Ieva Zībarte, Latvian architect
Google Open Gallery, and the virtual exhibitions of the Latvian National Library and other cultural institutions.
Massimiliano Gioni's The Encyclopedic Palace, at the Arsenal; Sanya Kantarovsky's show, You Are Not An Evening, at Gesellschaft für Aktuelle Kunst, in Bremen.
Karlīna Vītoliņa, Latvian photographer
The exhibition Lielviela (MegaMatter), by Latvian artist Miķelis Fišers; Kristaps Ģelzis' show, 2013, was magic! Scott Cambell's tattoos are true works of art.
Ieva Epnere, Latvian artist
It's impossible to answer this question by naming only one exhibition. I must mention Chagall's Between War and Peace, at the Musée du Luxembourg, in Paris; the Morandi exhibition at Bozar, in Brussels; the Ulla Von Brandenburg exhibition at the gallery KIOSK, in Ghent; the just-opened Lucian Freud exhibition at the Kunsthistorisches Museum, in Vienna; and I have a feeling that one of the best shows may be the Pierre Huyghe exhibition at the Centre Pompidou – I'm going to try to go see it.
Dmitry Bulatov, curator of the National Centre for Contemporary Arts (Baltic Branch of NCCA)
Since my specialty is art and the latest technologies, my attention is focused on that kind of exhibitions. In the first place, they are oriented toward creating new facts on the basis of data, the independence of which had remained unnoticed up to then and was not utilized. After that, however, they serve as basis for discovering new relationships between new and old evidence and, correspondingly, forming new concepts.
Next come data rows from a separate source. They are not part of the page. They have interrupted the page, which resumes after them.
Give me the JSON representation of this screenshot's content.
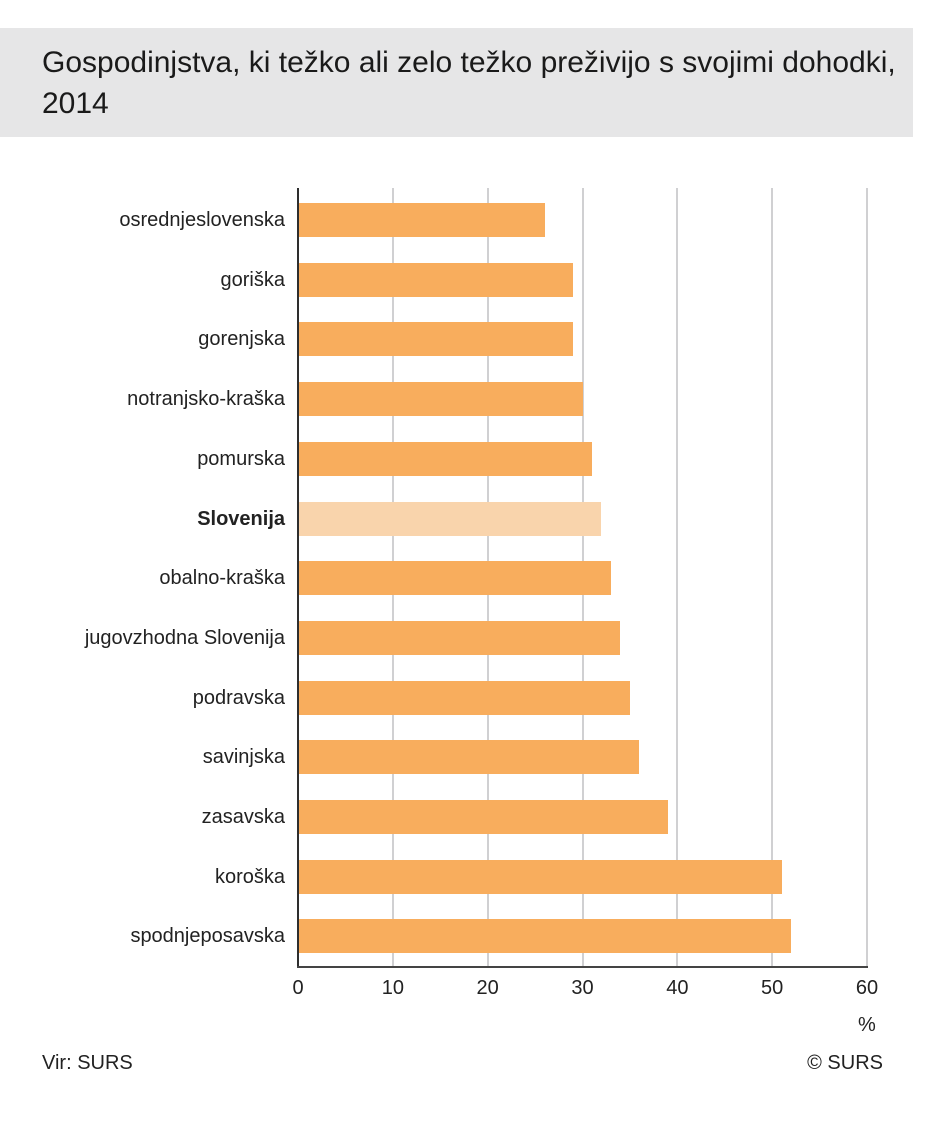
{
  "header": {
    "title": "Gospodinjstva, ki težko ali zelo težko preživijo s svojimi dohodki, 2014"
  },
  "footer": {
    "source": "Vir: SURS",
    "copyright": "© SURS"
  },
  "axis": {
    "unit": "%",
    "ticks": [
      "0",
      "10",
      "20",
      "30",
      "40",
      "50",
      "60"
    ]
  },
  "colors": {
    "bar": "#f8ad5d",
    "highlight_bar": "#f9d4ac",
    "title_background": "#e6e6e7",
    "gridline": "#d0d0d2"
  },
  "chart_data": {
    "type": "bar",
    "orientation": "horizontal",
    "title": "Gospodinjstva, ki težko ali zelo težko preživijo s svojimi dohodki, 2014",
    "xlabel": "%",
    "ylabel": "",
    "xlim": [
      0,
      60
    ],
    "grid": true,
    "categories": [
      "osrednjeslovenska",
      "goriška",
      "gorenjska",
      "notranjsko-kraška",
      "pomurska",
      "Slovenija",
      "obalno-kraška",
      "jugovzhodna Slovenija",
      "podravska",
      "savinjska",
      "zasavska",
      "koroška",
      "spodnjeposavska"
    ],
    "values": [
      26,
      29,
      29,
      30,
      31,
      32,
      33,
      34,
      35,
      36,
      39,
      51,
      52
    ],
    "highlighted": [
      "Slovenija"
    ],
    "source": "Vir: SURS",
    "annotations": [
      "© SURS"
    ]
  }
}
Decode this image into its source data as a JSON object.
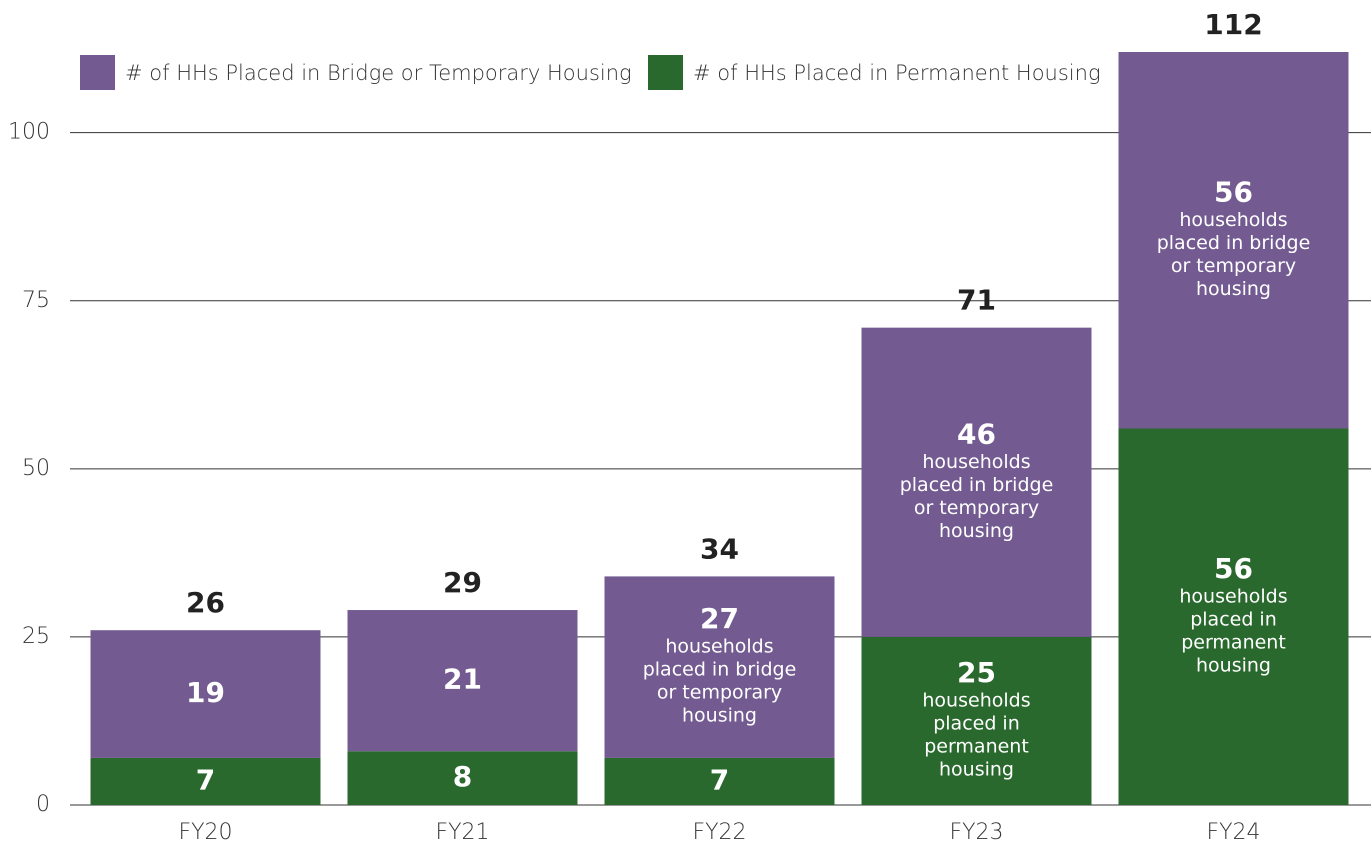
{
  "chart_data": {
    "type": "stacked_bar",
    "categories": [
      "FY20",
      "FY21",
      "FY22",
      "FY23",
      "FY24"
    ],
    "series": [
      {
        "name": "# of HHs Placed in Permanent Housing",
        "color": "#2a692d",
        "values": [
          7,
          8,
          7,
          25,
          56
        ],
        "annotations": [
          [],
          [],
          [],
          [
            "households",
            "placed in",
            "permanent",
            "housing"
          ],
          [
            "households",
            "placed in",
            "permanent",
            "housing"
          ]
        ]
      },
      {
        "name": "# of HHs Placed in Bridge or Temporary Housing",
        "color": "#735b91",
        "values": [
          19,
          21,
          27,
          46,
          56
        ],
        "annotations": [
          [],
          [],
          [
            "households",
            "placed in bridge",
            "or temporary",
            "housing"
          ],
          [
            "households",
            "placed in bridge",
            "or temporary",
            "housing"
          ],
          [
            "households",
            "placed in bridge",
            "or temporary",
            "housing"
          ]
        ]
      }
    ],
    "totals": [
      26,
      29,
      34,
      71,
      112
    ],
    "ylim": [
      0,
      112
    ],
    "yticks": [
      0,
      25,
      50,
      75,
      100
    ],
    "grid": true
  }
}
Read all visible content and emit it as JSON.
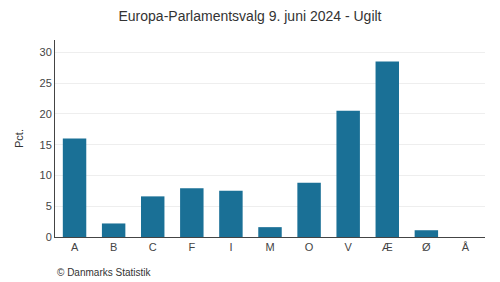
{
  "chart_data": {
    "type": "bar",
    "title": "Europa-Parlamentsvalg 9. juni 2024 - Ugilt",
    "categories": [
      "A",
      "B",
      "C",
      "F",
      "I",
      "M",
      "O",
      "V",
      "Æ",
      "Ø",
      "Å"
    ],
    "values": [
      16.0,
      2.2,
      6.6,
      7.9,
      7.5,
      1.6,
      8.8,
      20.5,
      28.5,
      1.1,
      0.0
    ],
    "color": "#1a7096",
    "ylabel": "Pct.",
    "ylim": [
      0,
      32
    ],
    "yticks": [
      0,
      5,
      10,
      15,
      20,
      25,
      30
    ],
    "grid": true,
    "annotations": [
      "© Danmarks Statistik"
    ]
  }
}
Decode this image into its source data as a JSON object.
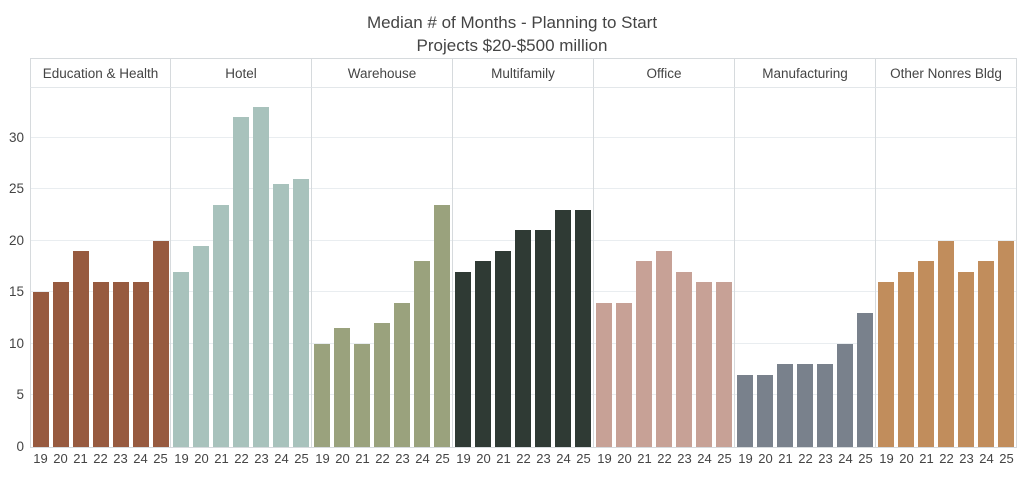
{
  "chart_data": {
    "type": "bar",
    "title": "Median # of Months - Planning to Start",
    "subtitle": "Projects $20-$500 million",
    "categories": [
      "19",
      "20",
      "21",
      "22",
      "23",
      "24",
      "25"
    ],
    "yticks": [
      0,
      5,
      10,
      15,
      20,
      25,
      30
    ],
    "ylim": [
      0,
      34.8
    ],
    "grid": true,
    "legend_position": "none",
    "series": [
      {
        "name": "Education & Health",
        "color": "#975a3f",
        "values": [
          15,
          16,
          19,
          16,
          16,
          16,
          20
        ]
      },
      {
        "name": "Hotel",
        "color": "#a8c2bc",
        "values": [
          17,
          19.5,
          23.5,
          32,
          33,
          25.5,
          26
        ]
      },
      {
        "name": "Warehouse",
        "color": "#9aa27d",
        "values": [
          10,
          11.5,
          10,
          12,
          14,
          18,
          23.5
        ]
      },
      {
        "name": "Multifamily",
        "color": "#2f3a34",
        "values": [
          17,
          18,
          19,
          21,
          21,
          23,
          23
        ]
      },
      {
        "name": "Office",
        "color": "#c7a196",
        "values": [
          14,
          14,
          18,
          19,
          17,
          16,
          16
        ]
      },
      {
        "name": "Manufacturing",
        "color": "#79818c",
        "values": [
          7,
          7,
          8,
          8,
          8,
          10,
          13
        ]
      },
      {
        "name": "Other Nonres Bldg",
        "color": "#c18d5c",
        "values": [
          16,
          17,
          18,
          20,
          17,
          18,
          20
        ]
      }
    ]
  }
}
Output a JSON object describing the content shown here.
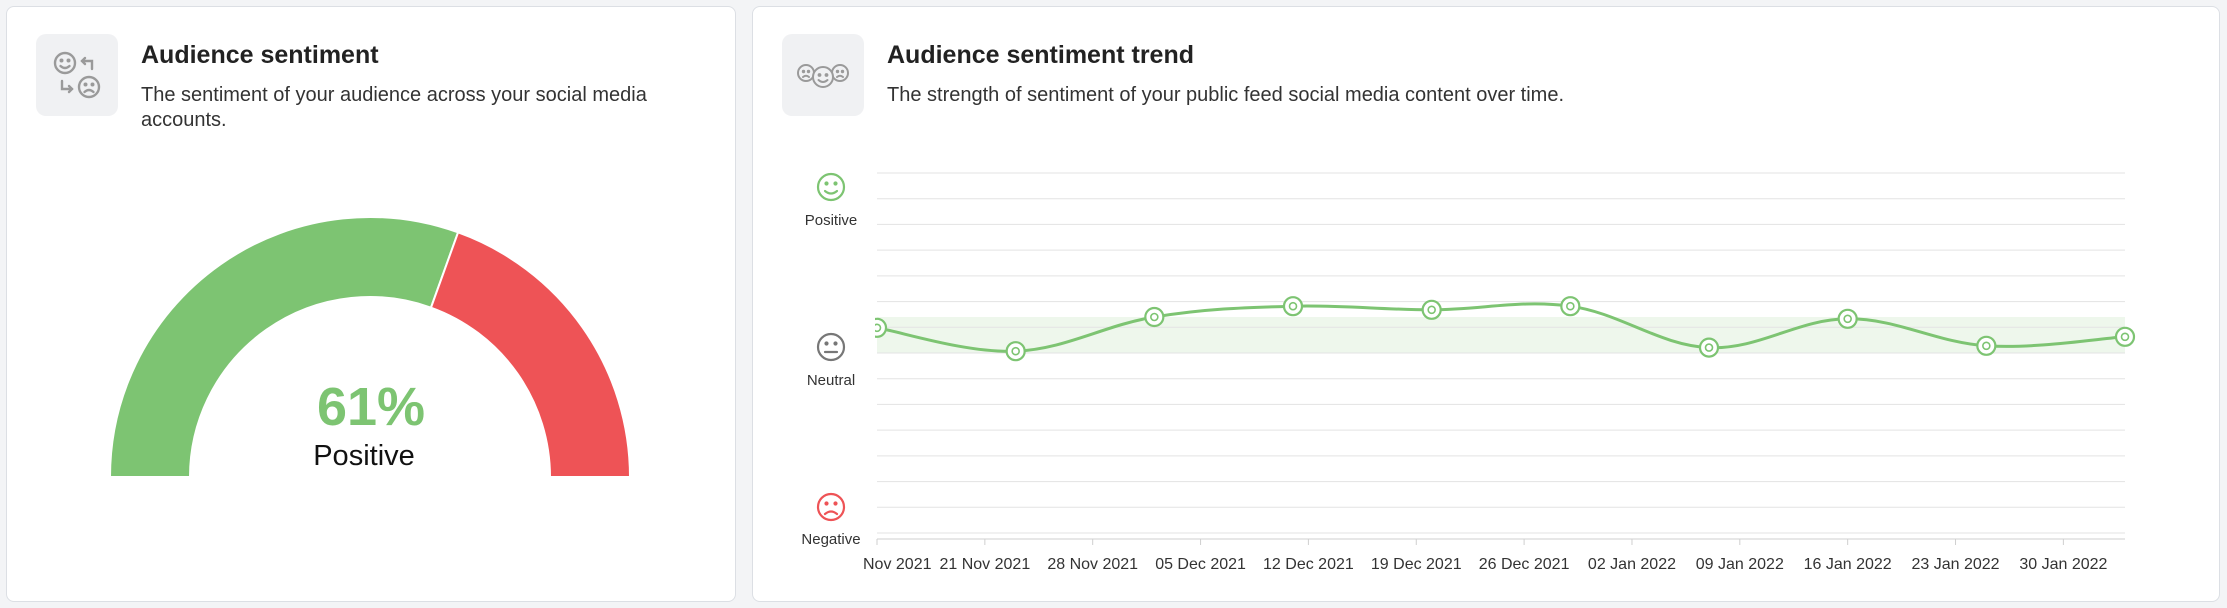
{
  "sentiment_card": {
    "title": "Audience sentiment",
    "subtitle": "The sentiment of your audience across your social media accounts.",
    "icon": "sentiment-swap-icon"
  },
  "trend_card": {
    "title": "Audience sentiment trend",
    "subtitle": "The strength of sentiment of your public feed social media content over time.",
    "icon": "sentiment-faces-icon"
  },
  "colors": {
    "positive": "#7dc472",
    "negative": "#ee5356",
    "neutral": "#777777",
    "line": "#7dc472",
    "band": "#eef7ec",
    "grid": "#e3e3e3"
  },
  "chart_data": [
    {
      "type": "gauge",
      "value_percent": 61,
      "value_label": "61%",
      "label": "Positive",
      "segments": [
        {
          "name": "Positive",
          "percent": 61
        },
        {
          "name": "Negative",
          "percent": 39
        }
      ]
    },
    {
      "type": "line",
      "y_categories": [
        "Positive",
        "Neutral",
        "Negative"
      ],
      "ylim": [
        -1,
        1
      ],
      "grid": true,
      "neutral_band": [
        0,
        0.2
      ],
      "x_tick_labels": [
        "Nov 2021",
        "21 Nov 2021",
        "28 Nov 2021",
        "05 Dec 2021",
        "12 Dec 2021",
        "19 Dec 2021",
        "26 Dec 2021",
        "02 Jan 2022",
        "09 Jan 2022",
        "16 Jan 2022",
        "23 Jan 2022",
        "30 Jan 2022"
      ],
      "x": [
        "2021-11-14",
        "2021-11-23",
        "2021-12-02",
        "2021-12-11",
        "2021-12-20",
        "2021-12-29",
        "2022-01-07",
        "2022-01-16",
        "2022-01-25",
        "2022-02-03"
      ],
      "values": [
        0.14,
        0.01,
        0.2,
        0.26,
        0.24,
        0.26,
        0.03,
        0.19,
        0.04,
        0.09
      ]
    }
  ]
}
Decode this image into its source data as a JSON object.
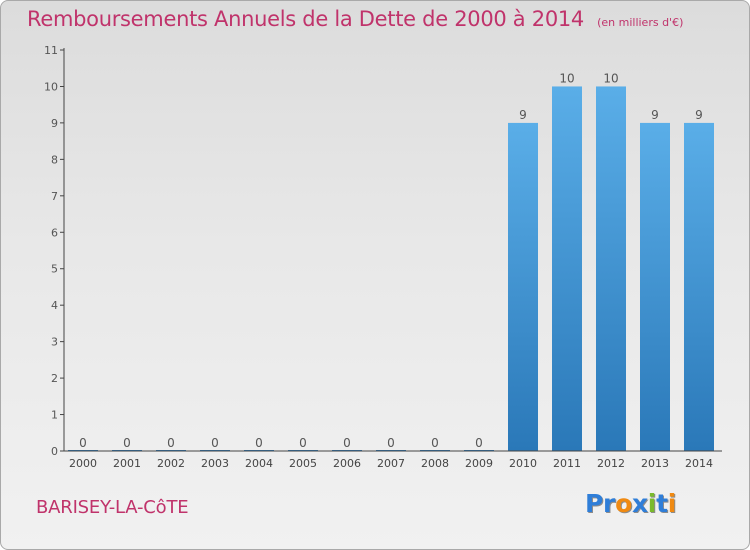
{
  "header": {
    "title": "Remboursements Annuels de la Dette de 2000 à 2014",
    "unit": "(en milliers d'€)"
  },
  "footer": {
    "commune": "BARISEY-LA-CôTE",
    "brand_letters": [
      {
        "ch": "P",
        "color": "#2f7ed8"
      },
      {
        "ch": "r",
        "color": "#2f7ed8"
      },
      {
        "ch": "o",
        "color": "#f08a12"
      },
      {
        "ch": "x",
        "color": "#2f7ed8"
      },
      {
        "ch": "i",
        "color": "#7aba2c"
      },
      {
        "ch": "t",
        "color": "#2f7ed8"
      },
      {
        "ch": "i",
        "color": "#f08a12"
      }
    ]
  },
  "chart_data": {
    "type": "bar",
    "title": "Remboursements Annuels de la Dette de 2000 à 2014",
    "unit": "(en milliers d'€)",
    "categories": [
      "2000",
      "2001",
      "2002",
      "2003",
      "2004",
      "2005",
      "2006",
      "2007",
      "2008",
      "2009",
      "2010",
      "2011",
      "2012",
      "2013",
      "2014"
    ],
    "values": [
      0,
      0,
      0,
      0,
      0,
      0,
      0,
      0,
      0,
      0,
      9,
      10,
      10,
      9,
      9
    ],
    "data_labels": [
      "0",
      "0",
      "0",
      "0",
      "0",
      "0",
      "0",
      "0",
      "0",
      "0",
      "9",
      "10",
      "10",
      "9",
      "9"
    ],
    "yticks": [
      0,
      1,
      2,
      3,
      4,
      5,
      6,
      7,
      8,
      9,
      10,
      11
    ],
    "ylim": [
      0,
      11
    ],
    "grid": false,
    "legend": "none",
    "colors": {
      "bar_top": "#5aaee8",
      "bar_bottom": "#2a78b8",
      "text": "#555555",
      "title": "#c0336b",
      "axis": "#444444"
    }
  }
}
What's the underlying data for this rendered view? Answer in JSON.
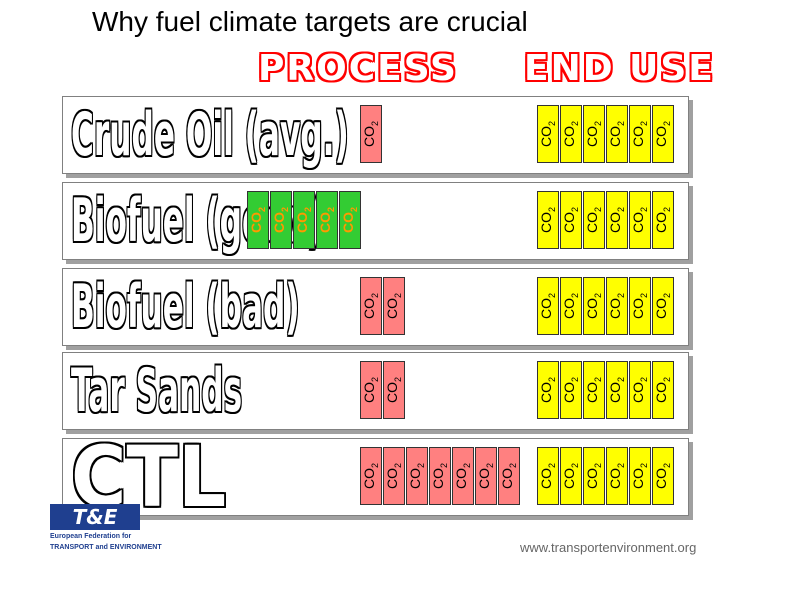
{
  "title": "Why fuel climate targets are crucial",
  "headers": {
    "process": "PROCESS",
    "end_use": "END USE"
  },
  "co2_label": "CO",
  "co2_sub": "2",
  "colors": {
    "end_use": "#ffff00",
    "process_emission": "#ff8080",
    "process_saving": "#33cc33"
  },
  "rows": [
    {
      "fuel": "Crude Oil (avg.)",
      "process_cells": 1,
      "process_color": "red",
      "end_use_cells": 6
    },
    {
      "fuel": "Biofuel (good)",
      "process_cells": 5,
      "process_color": "green",
      "end_use_cells": 6
    },
    {
      "fuel": "Biofuel (bad)",
      "process_cells": 2,
      "process_color": "red",
      "end_use_cells": 6
    },
    {
      "fuel": "Tar Sands",
      "process_cells": 2,
      "process_color": "red",
      "end_use_cells": 6
    },
    {
      "fuel": "CTL",
      "process_cells": 7,
      "process_color": "red",
      "end_use_cells": 6
    }
  ],
  "logo": {
    "mark": "T&E",
    "line1": "European Federation for",
    "line2": "TRANSPORT and ENVIRONMENT"
  },
  "url": "www.transportenvironment.org"
}
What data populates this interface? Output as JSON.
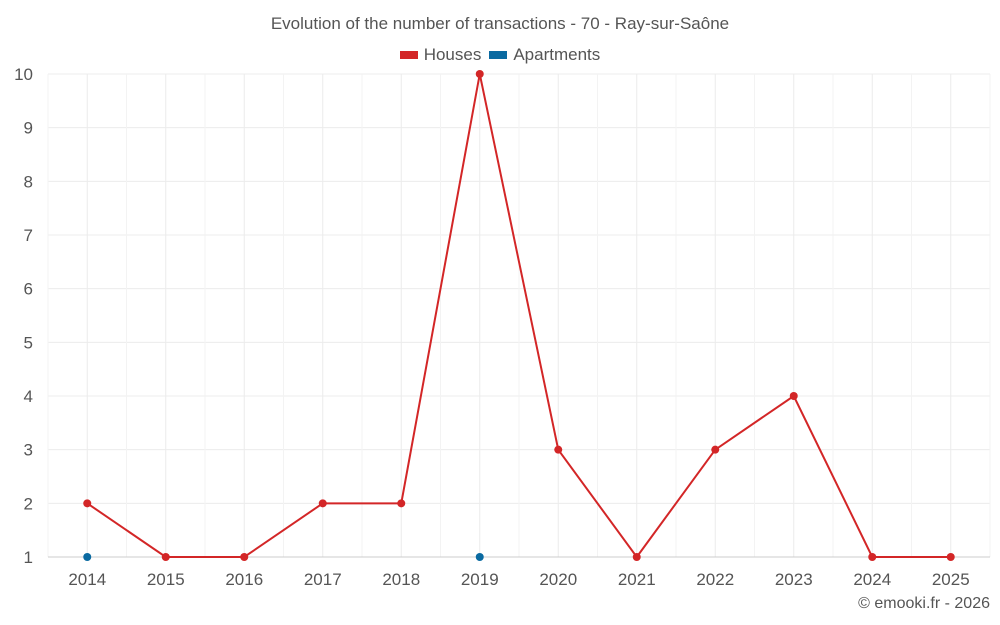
{
  "chart_data": {
    "type": "line",
    "title": "Evolution of the number of transactions - 70 - Ray-sur-Saône",
    "xlabel": "",
    "ylabel": "",
    "categories": [
      "2014",
      "2015",
      "2016",
      "2017",
      "2018",
      "2019",
      "2020",
      "2021",
      "2022",
      "2023",
      "2024",
      "2025"
    ],
    "ylim": [
      1,
      10
    ],
    "yticks": [
      "1",
      "2",
      "3",
      "4",
      "5",
      "6",
      "7",
      "8",
      "9",
      "10"
    ],
    "grid": true,
    "legend_position": "top-center",
    "series": [
      {
        "name": "Houses",
        "color": "#d32627",
        "values": [
          2,
          1,
          1,
          2,
          2,
          10,
          3,
          1,
          3,
          4,
          1,
          1
        ]
      },
      {
        "name": "Apartments",
        "color": "#0a6aa1",
        "values": [
          1,
          null,
          null,
          null,
          null,
          1,
          null,
          null,
          null,
          null,
          null,
          null
        ]
      }
    ]
  },
  "credit": "© emooki.fr - 2026"
}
I saw a few innovative works within the framework of the exhibition Yours Synthetically, which took place at Ars Electronica Center; taking into account that the very rhetoric of combining art with synthetic biology is in essence a rebranding of genetic art of the 1990s. Likewise, for a second year running, my attention is drawn by the activities of Microresearch Lab artists and particularly their exhibition workshops that are dedicated to the concepts of re-and de-crystallization. It is an impressive mix on the intersection between media-archaeology, alchemy and paranoia, linked by association to James Graham Ballard and Thomas Pynchon. Essentially, we see by this example of the activities of Microresearch Lab and many other analogous groups of artists, an escalation of DIY-approaches, only brining in new types of media-art practices which previously were rather difficult to combine with each other. This vector is interesting to me and seems promising.
Dmitry Khenkin, co-owner of gallery Тriumph (Moscow)
Nathalie Djurberg and Jan Švankmajer at the Garage.